Smorfia Napoletana, dai Fiori (81) alla Paura (90)


Numero 81, i fiori. Simbolo di bellezza, di gentilezza e di rigogliosità. I fiori nei sogni sono un chiaro riferimento alla sfera dei sentimenti e dell’affettività. Si collegano alla rinascita, ad una nuova fioritura. Ogni singola varietà identifica significati e situazioni diverse fra loro, per cui bisogna valutare ogni contesto e le emozioni che suscitano.

Numero 82, la tavola imbandita. Sinonimo di benessere, la figura della tavola imbandita rispecchia una immagine di altri tempi. Ai banchetti delle case dei nobili in contrapposizione ai miseri pasti del popolo. Sognare un tavolo rimanda alla casa nella sua accezione di stabilità e di famiglia. Se poi la tavola è imbandita al concetto di famiglia si unisce quello di unione e di convivialità.

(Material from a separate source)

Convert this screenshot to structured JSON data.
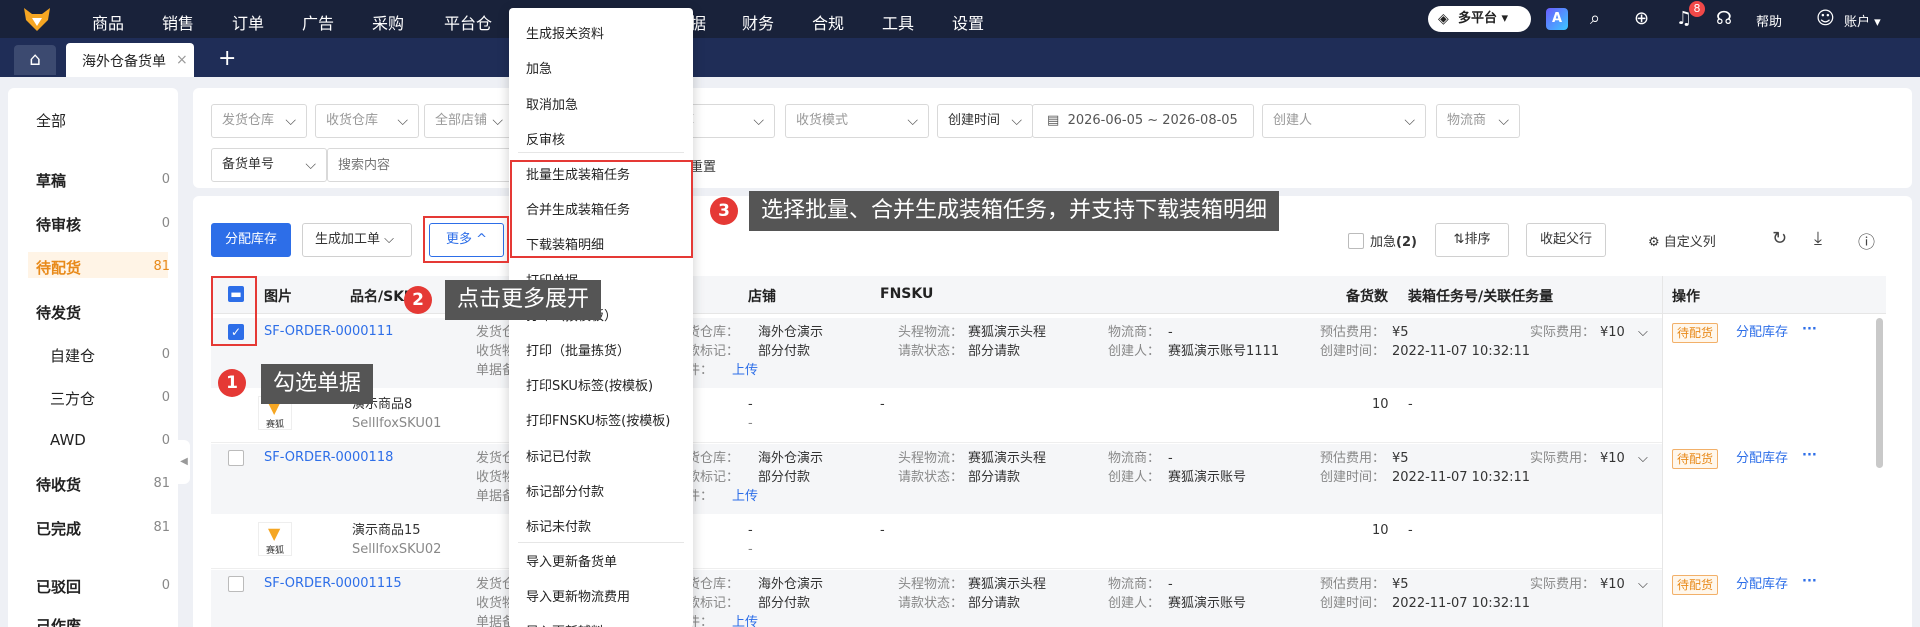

Numero 83, il maltempo. Il cattivo tempo spesso porta con sé malumori e sentore di cattivi presagi. Così nel sogno la tempesta vuol dire delusioni e litigi familiari, e la pioggia infelicità e disagio.

Numero 84, la chiesa. Qui la chiesa non è intesa come la comunità dei fedeli ma più semplicemente come l’edificio in cui si svolgono gli atti di culto. Alla chiesa che appare nei sogni è attribuito il significato di guida, conforto ed accoglienza.

Numero 85, l’anima del purgatorio. Ancora una volta troviamo nella smorfia il vasto substrato religioso del popolo napoletano. Le anime del purgatorio per la religione cattolica sono quelle anime che non hanno ancora ricevuto il premio del paradiso o il castigo dell’inferno. Esse sono confinate nel limbo, in una sorta di terra di mezzo in attesa che venga pronunciato il loro destino. E sempre per volere di Dio queste anime si manifestano in sogno, per chiedere preghiere o per arrivare in soccorso per il sognatore.


Numero 86, la bottega. Fiore all’occhiello dei maestri artigiani, i vicoli di Napoli sono animati da centinaia di botteghe e piccoli laboratori. Non stupisce che i negozi o i più moderni supermercati appaiono spesso nei sogni. Sono una parte integrante della vita quotidiana e della nostra cultura. Questi luoghi rappresentano la scelta, la sensazione di abbondanza e di ricchezza. Ma anche la merce protagonista del sogno dovrà essere oggetto di attenta analisi.

Numero 87, i pidocchi. Sembrerà alquanto insolito trovare questi piccoli parassiti nella Smorfia, ma nulla più dei pidocchi sintetizza il concetto di miseria e sporcizia. Quando nei sogni si incontrano pulci, pidocchi o zecche, la sensazione che provocano è disgusto, ansia e paura. Il sognatore si sente attaccato, preso di mira, avverte un forte disagio fisico. Pochi immaginano che in realtà questi animaletti rappresentano i pensieri, i convincimenti e le azioni.

Numero 88, i caciocavalli. Il caciocavallo è al pari della mozzarella il formaggio protagonista delle tavole del sud Italia. Nei sogni il formaggio rappresenta la felicità e la salute.

Numero 89, la vecchia. Dopo il vecchio, apparso con il numero 53, la smorfia ospita anche la vecchia. Il significato nei sogni è identico, ma va evidenziato il rispetto che la tradizione popolare aveva per le persone anziane, tanto da omaggiarle con due numeri distinti. Gli anziani sono i testimoni del passato e le radici su cui basare il presente per poter affrontare il futuro.

Numero 90, la paura. La paura nei sogni è annunciatrice di successi. Il modo migliore per chiudere la cabala è l’augurio di superare le proprie paure per poter raggiungere e godere tutti gli obiettivi prefissati nel corso della vita.